Back in May, I was perusing my local Shaw’s when I happened upon this beauty:
How could I not resist buying a PINEAPPLE PLANT? It was just too cool not to own… so I scooped it up, put it in the backyard and there it sat all summer — growing slowly but surely. Just as I began to wonder how I would know when it was done, I noticed a week or two ago that this had happened and took it as a sure sign that the fruit was begging to be picked.
I let it go for about a week and then pulled… and just like “that”, it came off easily. It sat on my counter for about a week while I waited for the skin to turn yellow and for the fragrance to increase. My sis also gave me a good tip… pull one of the middle leaves. If they pull out, it’s ripe. I did and it did.
I finally cut it up last night and decided to throw it on the grill. I had purchases a packet of seasoning specifically made for pineapple. It was sweet and spicy and I figured it would bring out the flavors nicely.
I’d say I grilled on each side for about 4-5 minutes (on medium-high heat)… until grill lines appeared. It smelled AMAZING… but when I cut a piece off, HOLY SOUR, BATMAN! I didn’t taste it before I cooked it… a big no no on my part, as I’m assuming it was that tart beforehand as well.

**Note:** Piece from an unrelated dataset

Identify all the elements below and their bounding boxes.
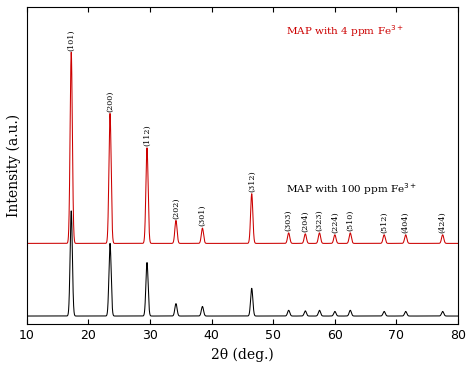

All is not lost though… I drizzled it with some local organic honey and stuck it in the fridge. It might be too tart to eat straight up, but I’m not gonna waste it… I plan to use it in a pineapple salsa.
After poking around a bit, I think I’m going to try this Cooking Light version of Grilled Pineapple and Avocado Salsa. I think it would be amazing with scallops, shrimp or chicken. Hopefully the bit of honey I added to the fruit once it was cooked will be enough to sweeting up that sour pucker. If not, I’ll have to do a little editing of the recipe. I’m thinking brown sugar if all else fails…
Anyone else have experience with growing a pineapple? Does the same plant fruit again or is it a one shot deal?